We are obviously not there anymore. The team that defeated the Leafs on Tuesday night is no longer looking for itself. If a 43-point gap in the standings with the Boston Bruins did not intimidate her, we doubt that the historic accession of the Torontonians to the second round will not move her more.

From those seven games against the Bruins, the Panthers have definitely learned.

Because, we tend to forget, there was a lot to learn. The team certainly made it past the first round last year, their first since making the Finals in 1996, but suffered an awkward sweep against the Tampa Bay Lightning. Before that, the few times we saw the organization in the playoffs, it was only time for a sigh.

This time, in the first round, we found solutions against an opponent superior at all levels. By dint of determination, we adjusted the defensive system to the big machine of the Oursons, to the point of dividing the expected goals evenly at five against five⁠1. We also won the war of nerves, winning the two games that required overtime.

What emerges, and what the Leafs tasted on Tuesday, is a proven recipe for playoff success. A recipe that could be described quite simply:

Matthew Tkachuk continued his work of domination. Three more assists, in addition to nine hits. Meanwhile, Aleksander Barkov has perfectly played his role of extinguisher against the two big opposing lines while contributing to the attack – here he is at eight points in as many meetings.

Carter Verhaeghe and Brandon Montour already deserve, each, a small Claude-Lemieux trophy. Both scored again on Tuesday. Things happen every time they step on the ice.

Montour, Gustav Forsling and Aaron Ekblad swallow up the minutes, as does, to a lesser extent, good old Marc Staal, whose best seasons are however far behind him. In eight games so far, Ekblad has only been on the ice for three 5-on-5 goals.

Let’s talk about him as the one we no longer expected. Sergei Bobrovsky was phenomenal on Tuesday. Bossy against Auston Matthews during a Leafs power play in the second period. Imperial v William Nylander with one minute left in third. He has just signed four straight wins.

* * *

We may note a single downside in terms of depth. Judging by how little head coach Paul Maurice uses his fourth line – less than five minutes against the Leafs – the wear could be felt.

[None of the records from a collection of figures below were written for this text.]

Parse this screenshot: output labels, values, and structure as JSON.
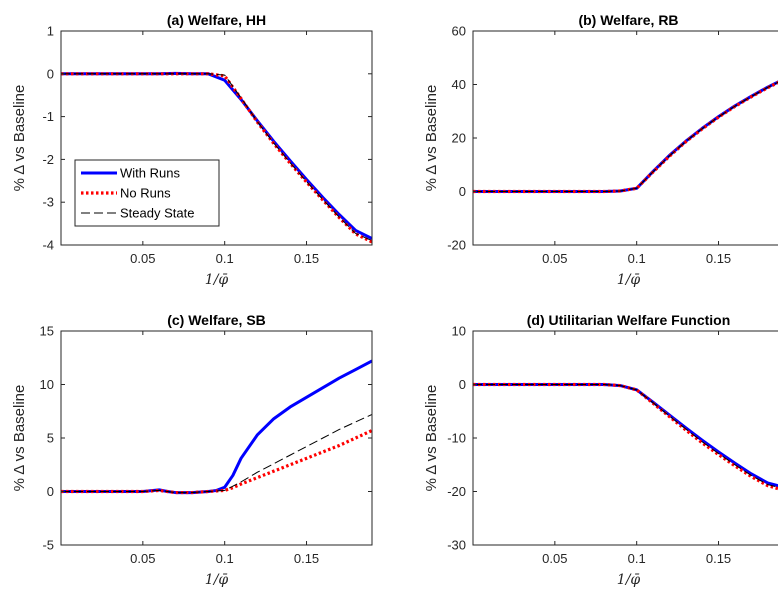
{
  "chart_data": [
    {
      "type": "line",
      "title": "(a) Welfare, HH",
      "xlabel": "1/φ̄",
      "ylabel": "% Δ vs Baseline",
      "xlim": [
        0.0,
        0.19
      ],
      "ylim": [
        -4,
        1
      ],
      "xticks": [
        "0.05",
        "0.1",
        "0.15"
      ],
      "yticks": [
        "1",
        "0",
        "-1",
        "-2",
        "-3",
        "-4"
      ],
      "x": [
        0.0,
        0.02,
        0.04,
        0.06,
        0.07,
        0.08,
        0.09,
        0.1,
        0.11,
        0.12,
        0.13,
        0.14,
        0.15,
        0.16,
        0.17,
        0.18,
        0.19
      ],
      "series": [
        {
          "name": "With Runs",
          "color": "#0000ff",
          "style": "solid",
          "values": [
            0,
            0,
            0,
            0,
            0.01,
            0,
            0,
            -0.15,
            -0.6,
            -1.1,
            -1.58,
            -2.03,
            -2.47,
            -2.89,
            -3.29,
            -3.66,
            -3.85
          ]
        },
        {
          "name": "No Runs",
          "color": "#ff0000",
          "style": "dotted",
          "values": [
            0,
            0,
            0,
            0,
            0,
            0,
            0,
            -0.05,
            -0.58,
            -1.13,
            -1.63,
            -2.09,
            -2.53,
            -2.95,
            -3.36,
            -3.74,
            -3.93
          ]
        },
        {
          "name": "Steady State",
          "color": "#000000",
          "style": "dashed",
          "values": [
            0,
            0,
            0,
            0,
            0,
            0,
            0,
            -0.03,
            -0.56,
            -1.12,
            -1.62,
            -2.08,
            -2.52,
            -2.94,
            -3.35,
            -3.73,
            -3.9
          ]
        }
      ],
      "legend": {
        "position": "lower-left",
        "entries": [
          "With Runs",
          "No Runs",
          "Steady State"
        ]
      }
    },
    {
      "type": "line",
      "title": "(b) Welfare, RB",
      "xlabel": "1/φ̄",
      "ylabel": "% Δ vs Baseline",
      "xlim": [
        0.0,
        0.19
      ],
      "ylim": [
        -20,
        60
      ],
      "xticks": [
        "0.05",
        "0.1",
        "0.15"
      ],
      "yticks": [
        "60",
        "40",
        "20",
        "0",
        "-20"
      ],
      "x": [
        0.0,
        0.02,
        0.04,
        0.06,
        0.08,
        0.09,
        0.1,
        0.11,
        0.12,
        0.13,
        0.14,
        0.15,
        0.16,
        0.17,
        0.18,
        0.19
      ],
      "series": [
        {
          "name": "With Runs",
          "color": "#0000ff",
          "style": "solid",
          "values": [
            0,
            0,
            0,
            0,
            0,
            0.2,
            1.2,
            7.5,
            13.5,
            18.8,
            23.6,
            28,
            32,
            35.6,
            39,
            42
          ]
        },
        {
          "name": "No Runs",
          "color": "#ff0000",
          "style": "dotted",
          "values": [
            0,
            0,
            0,
            0,
            0,
            0.2,
            1.2,
            7.3,
            13.2,
            18.6,
            23.4,
            27.8,
            31.8,
            35.4,
            38.8,
            41.8
          ]
        },
        {
          "name": "Steady State",
          "color": "#000000",
          "style": "dashed",
          "values": [
            0,
            0,
            0,
            0,
            0,
            0.2,
            1.2,
            7.4,
            13.3,
            18.7,
            23.5,
            27.9,
            31.9,
            35.5,
            38.9,
            41.9
          ]
        }
      ]
    },
    {
      "type": "line",
      "title": "(c) Welfare, SB",
      "xlabel": "1/φ̄",
      "ylabel": "% Δ vs Baseline",
      "xlim": [
        0.0,
        0.19
      ],
      "ylim": [
        -5,
        15
      ],
      "xticks": [
        "0.05",
        "0.1",
        "0.15"
      ],
      "yticks": [
        "15",
        "10",
        "5",
        "0",
        "-5"
      ],
      "x": [
        0.0,
        0.02,
        0.04,
        0.05,
        0.06,
        0.065,
        0.07,
        0.08,
        0.09,
        0.095,
        0.1,
        0.105,
        0.11,
        0.12,
        0.13,
        0.14,
        0.15,
        0.16,
        0.17,
        0.18,
        0.19
      ],
      "series": [
        {
          "name": "With Runs",
          "color": "#0000ff",
          "style": "solid",
          "values": [
            0,
            0,
            0,
            0,
            0.15,
            0,
            -0.1,
            -0.1,
            0,
            0.1,
            0.4,
            1.5,
            3.1,
            5.3,
            6.8,
            7.9,
            8.8,
            9.7,
            10.6,
            11.4,
            12.2
          ]
        },
        {
          "name": "No Runs",
          "color": "#ff0000",
          "style": "dotted",
          "values": [
            0,
            0,
            0,
            0,
            0.1,
            0,
            -0.1,
            -0.1,
            0,
            0.05,
            0.1,
            0.35,
            0.7,
            1.3,
            1.9,
            2.5,
            3.1,
            3.7,
            4.3,
            5,
            5.7
          ]
        },
        {
          "name": "Steady State",
          "color": "#000000",
          "style": "dashed",
          "values": [
            0,
            0,
            0,
            0,
            0.1,
            0,
            -0.1,
            -0.1,
            0,
            0.05,
            0.1,
            0.5,
            0.9,
            1.8,
            2.6,
            3.4,
            4.2,
            5,
            5.8,
            6.5,
            7.2
          ]
        }
      ]
    },
    {
      "type": "line",
      "title": "(d) Utilitarian Welfare Function",
      "xlabel": "1/φ̄",
      "ylabel": "% Δ vs Baseline",
      "xlim": [
        0.0,
        0.19
      ],
      "ylim": [
        -30,
        10
      ],
      "xticks": [
        "0.05",
        "0.1",
        "0.15"
      ],
      "yticks": [
        "10",
        "0",
        "-10",
        "-20",
        "-30"
      ],
      "x": [
        0.0,
        0.02,
        0.04,
        0.06,
        0.08,
        0.09,
        0.1,
        0.11,
        0.12,
        0.13,
        0.14,
        0.15,
        0.16,
        0.17,
        0.18,
        0.19
      ],
      "series": [
        {
          "name": "With Runs",
          "color": "#0000ff",
          "style": "solid",
          "values": [
            0,
            0,
            0,
            0,
            0,
            -0.2,
            -1,
            -3.3,
            -5.7,
            -8.1,
            -10.4,
            -12.6,
            -14.7,
            -16.7,
            -18.4,
            -19.2
          ]
        },
        {
          "name": "No Runs",
          "color": "#ff0000",
          "style": "dotted",
          "values": [
            0,
            0,
            0,
            0,
            0,
            -0.2,
            -1,
            -3.5,
            -6,
            -8.5,
            -10.9,
            -13.1,
            -15.2,
            -17.2,
            -18.9,
            -19.8
          ]
        },
        {
          "name": "Steady State",
          "color": "#000000",
          "style": "dashed",
          "values": [
            0,
            0,
            0,
            0,
            0,
            -0.2,
            -1,
            -3.4,
            -5.9,
            -8.3,
            -10.7,
            -12.9,
            -15,
            -17,
            -18.7,
            -19.5
          ]
        }
      ]
    }
  ]
}
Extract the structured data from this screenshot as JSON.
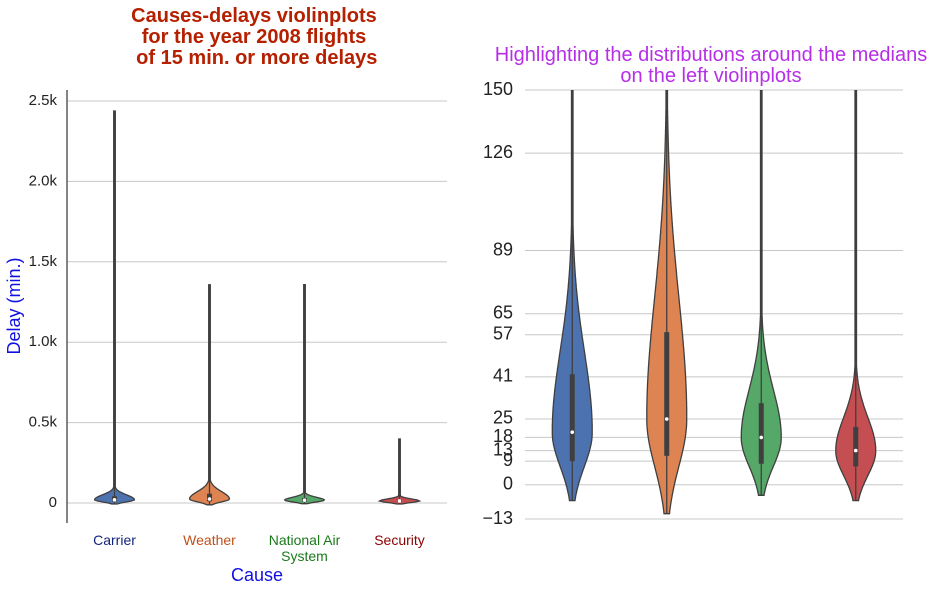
{
  "chart_data": [
    {
      "type": "violin",
      "title": "Causes-delays violinplots\nfor the year 2008 flights\n of 15 min. or more delays",
      "y_label": "Delay (min.)",
      "x_label": "Cause",
      "categories": [
        "Carrier",
        "Weather",
        "National Air System",
        "Security"
      ],
      "colors": [
        "#4c72b0",
        "#dd8452",
        "#55a868",
        "#c44e52"
      ],
      "category_label_colors": [
        "#14237a",
        "#c0501b",
        "#1a7a1a",
        "#8b0000"
      ],
      "stats": [
        {
          "min": -6,
          "q1": 9,
          "median": 20,
          "q3": 42,
          "max": 2440
        },
        {
          "min": -11,
          "q1": 11,
          "median": 25,
          "q3": 58,
          "max": 1360
        },
        {
          "min": -4,
          "q1": 8,
          "median": 18,
          "q3": 31,
          "max": 1360
        },
        {
          "min": -6,
          "q1": 7,
          "median": 13,
          "q3": 22,
          "max": 400
        }
      ],
      "ylim": [
        -124,
        2568
      ],
      "yticks": [
        0,
        {
          "value": 500,
          "label": "0.5k"
        },
        {
          "value": 1000,
          "label": "1.0k"
        },
        {
          "value": 1500,
          "label": "1.5k"
        },
        {
          "value": 2000,
          "label": "2.0k"
        },
        {
          "value": 2500,
          "label": "2.5k"
        }
      ],
      "grid": true
    },
    {
      "type": "violin",
      "title": "Highlighting the distributions around the medians\non the left violinplots",
      "categories": [
        "Carrier",
        "Weather",
        "National Air System",
        "Security"
      ],
      "colors": [
        "#4c72b0",
        "#dd8452",
        "#55a868",
        "#c44e52"
      ],
      "stats": [
        {
          "min": -6,
          "q1": 9,
          "median": 20,
          "q3": 42,
          "max": 2440
        },
        {
          "min": -11,
          "q1": 11,
          "median": 25,
          "q3": 58,
          "max": 1360
        },
        {
          "min": -4,
          "q1": 8,
          "median": 18,
          "q3": 31,
          "max": 1360
        },
        {
          "min": -6,
          "q1": 7,
          "median": 13,
          "q3": 22,
          "max": 400
        }
      ],
      "ylim": [
        -13,
        150
      ],
      "yticks": [
        {
          "value": -13,
          "label": "−13"
        },
        0,
        9,
        13,
        18,
        25,
        41,
        57,
        65,
        89,
        126,
        150
      ],
      "grid": true
    }
  ]
}
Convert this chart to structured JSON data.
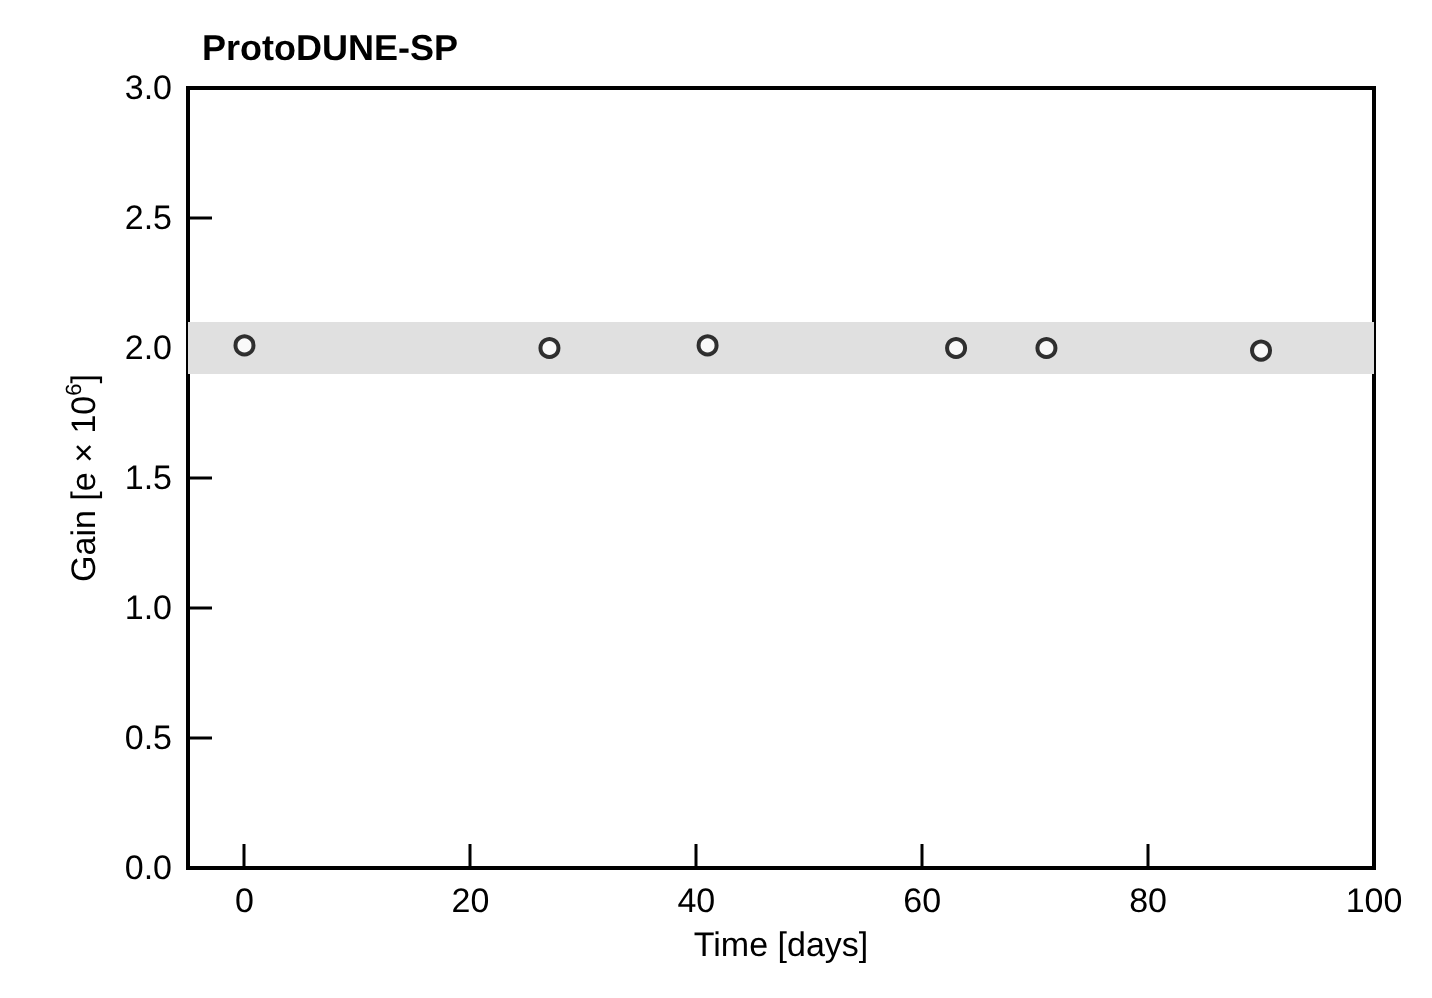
{
  "chart_data": {
    "type": "scatter",
    "title": "ProtoDUNE-SP",
    "xlabel": "Time [days]",
    "ylabel": "Gain [e × 10$^{6}$]",
    "x": [
      0,
      27,
      41,
      63,
      71,
      90
    ],
    "series": [
      {
        "color": "#000000",
        "values": [
          2.01,
          2.0,
          2.01,
          2.0,
          2.0,
          1.99
        ]
      }
    ],
    "marker": "circle",
    "xlim": [
      -5,
      100
    ],
    "xticks": [
      0,
      20,
      40,
      60,
      80,
      100
    ],
    "ylim": [
      0,
      3
    ],
    "yticks": [
      {
        "value": 0,
        "label": "0.0"
      },
      0.5,
      {
        "value": 1,
        "label": "1.0"
      },
      1.5,
      {
        "value": 2,
        "label": "2.0"
      },
      2.5,
      {
        "value": 3,
        "label": "3.0"
      }
    ],
    "bands": [
      {
        "axis": "y",
        "from": 1.9,
        "to": 2.1,
        "color": "#e0e0e0"
      }
    ],
    "grid": false
  }
}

Besides, Maurice made his opponent Sheldon Keefe look bad in that opener by taking full advantage of the on-ice clashes, despite the home team’s presumed advantage of taking advantage of the latest substitution.

Keefe searched for answers, to no avail. He had been slow to juggle his roster against the Lightning; will he show the same patience?

To reporters in Toronto late in the evening, the coach noted that his men had “made mistakes they hadn’t made in the previous series.” The pace, he admitted, is higher than against the Lightning. With an equally grueling level of toughness.

The series is still young, we want it. But the Panthers sent a powerful message. Their triumph over the Bruins was no accident. Another against the Leafs would not be either.

Solid, calm, confident… Words that hadn’t been used to describe him for years. Admirable in the last minutes of the match.

He often struggled, especially against Matthew Tkachuk’s trio. Can (and should) do better.

It was the first time since 1996 that the Florida Panthers had won a second-round game.